Earlier this year, Latin American and Caribbean countries pledged increased protections for so-called environmental defenders, including indigenous peoples fighting logging, mining, and oil exploration in protected areas. According to reports, 227 environmental activists will be killed in 2021. In addition, New York state passed a constitutional amendment last year that guarantees citizens the right to a "healthy environment."

These changes occur as environmental activists increasingly use the law to compel governments to address pressing environmental issues such as climate change. Declaring a healthy environment a human right at the national level would allow people to challenge environmentally destructive policies under human rights legislation, which is well-defined in many countries.

"These resolutions may appear abstract, but they are a catalyst for action, and they empower ordinary people to hold their governments accountable in a very powerful way," said David Boyd, the United Nations Special Rapporteur on Human Rights and the Environment, prior to the vote.

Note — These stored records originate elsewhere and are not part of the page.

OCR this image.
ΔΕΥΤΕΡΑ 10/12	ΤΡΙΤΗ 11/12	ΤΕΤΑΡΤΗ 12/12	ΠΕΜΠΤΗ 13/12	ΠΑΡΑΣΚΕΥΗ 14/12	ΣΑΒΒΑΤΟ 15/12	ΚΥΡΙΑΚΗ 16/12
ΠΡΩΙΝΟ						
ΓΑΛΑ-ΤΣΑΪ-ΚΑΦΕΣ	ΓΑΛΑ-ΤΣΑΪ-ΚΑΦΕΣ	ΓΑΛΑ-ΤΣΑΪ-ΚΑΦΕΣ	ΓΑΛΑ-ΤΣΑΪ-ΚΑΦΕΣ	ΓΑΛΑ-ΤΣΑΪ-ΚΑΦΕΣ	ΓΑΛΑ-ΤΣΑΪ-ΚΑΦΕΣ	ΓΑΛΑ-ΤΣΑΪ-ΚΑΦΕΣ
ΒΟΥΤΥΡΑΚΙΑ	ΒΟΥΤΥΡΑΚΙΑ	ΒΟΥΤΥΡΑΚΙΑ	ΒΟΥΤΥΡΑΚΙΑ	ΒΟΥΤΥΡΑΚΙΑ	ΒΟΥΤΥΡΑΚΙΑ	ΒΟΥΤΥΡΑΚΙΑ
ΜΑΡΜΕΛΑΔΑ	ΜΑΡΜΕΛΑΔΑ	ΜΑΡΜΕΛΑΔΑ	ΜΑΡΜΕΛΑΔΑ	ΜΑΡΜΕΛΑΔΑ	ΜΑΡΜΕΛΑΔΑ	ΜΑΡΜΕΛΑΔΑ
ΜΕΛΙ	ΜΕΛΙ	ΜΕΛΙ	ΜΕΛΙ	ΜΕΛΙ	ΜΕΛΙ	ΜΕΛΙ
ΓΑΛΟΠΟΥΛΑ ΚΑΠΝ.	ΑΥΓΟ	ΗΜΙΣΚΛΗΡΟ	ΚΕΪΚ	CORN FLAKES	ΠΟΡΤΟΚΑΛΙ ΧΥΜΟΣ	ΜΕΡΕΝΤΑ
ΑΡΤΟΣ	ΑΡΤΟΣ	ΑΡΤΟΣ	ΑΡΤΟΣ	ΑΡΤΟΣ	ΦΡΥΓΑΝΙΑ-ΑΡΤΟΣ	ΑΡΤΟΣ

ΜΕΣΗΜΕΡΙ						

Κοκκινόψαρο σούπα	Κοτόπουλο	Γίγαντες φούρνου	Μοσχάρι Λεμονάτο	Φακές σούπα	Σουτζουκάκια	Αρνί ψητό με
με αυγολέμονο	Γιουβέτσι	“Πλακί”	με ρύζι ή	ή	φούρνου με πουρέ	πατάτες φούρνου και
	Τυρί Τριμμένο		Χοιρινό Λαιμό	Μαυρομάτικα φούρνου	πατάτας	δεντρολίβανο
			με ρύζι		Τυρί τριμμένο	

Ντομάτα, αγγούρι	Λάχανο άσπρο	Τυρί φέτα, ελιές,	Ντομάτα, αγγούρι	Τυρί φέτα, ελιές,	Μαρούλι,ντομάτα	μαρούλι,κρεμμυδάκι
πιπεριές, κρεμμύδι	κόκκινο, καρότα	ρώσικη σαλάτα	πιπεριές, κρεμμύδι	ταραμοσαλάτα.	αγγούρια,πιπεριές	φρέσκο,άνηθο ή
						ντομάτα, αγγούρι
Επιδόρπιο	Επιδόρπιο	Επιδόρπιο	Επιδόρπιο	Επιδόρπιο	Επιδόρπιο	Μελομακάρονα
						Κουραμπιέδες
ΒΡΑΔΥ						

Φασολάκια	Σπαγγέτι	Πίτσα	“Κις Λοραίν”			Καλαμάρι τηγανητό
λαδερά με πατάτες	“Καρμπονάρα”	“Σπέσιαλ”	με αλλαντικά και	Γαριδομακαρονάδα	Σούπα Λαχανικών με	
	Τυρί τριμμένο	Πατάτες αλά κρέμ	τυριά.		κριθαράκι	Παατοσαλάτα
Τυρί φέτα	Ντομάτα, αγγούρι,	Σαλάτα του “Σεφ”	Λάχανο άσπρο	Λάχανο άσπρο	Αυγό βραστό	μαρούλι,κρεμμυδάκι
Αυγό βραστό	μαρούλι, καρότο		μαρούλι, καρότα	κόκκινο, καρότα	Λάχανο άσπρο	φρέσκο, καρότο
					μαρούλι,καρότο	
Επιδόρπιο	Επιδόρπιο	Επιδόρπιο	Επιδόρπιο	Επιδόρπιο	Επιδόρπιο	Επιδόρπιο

Andersen cited a similar decree from 2010 that recognized the right to sanitation and clean water in the days before the General Assembly resolution was passed. This, she claims, prompted countries all over the world to include drinking water protections in their constitutions. She believes the most recent resolution has the same historic potential.

"The resolution will spark environmental action and provide people all over the world with necessary safeguards," Andersen said. "It will assist people in standing up for their right to breathe clean air, have access to safe and sufficient water, eat healthy food, live in healthy ecosystems, and play in non-toxic environments."

“Public health, water, and food security, migration, peace, and security all depend on a healthy environment. It's a moral issue. We have a huge obligation to maintain it pristine and safe.”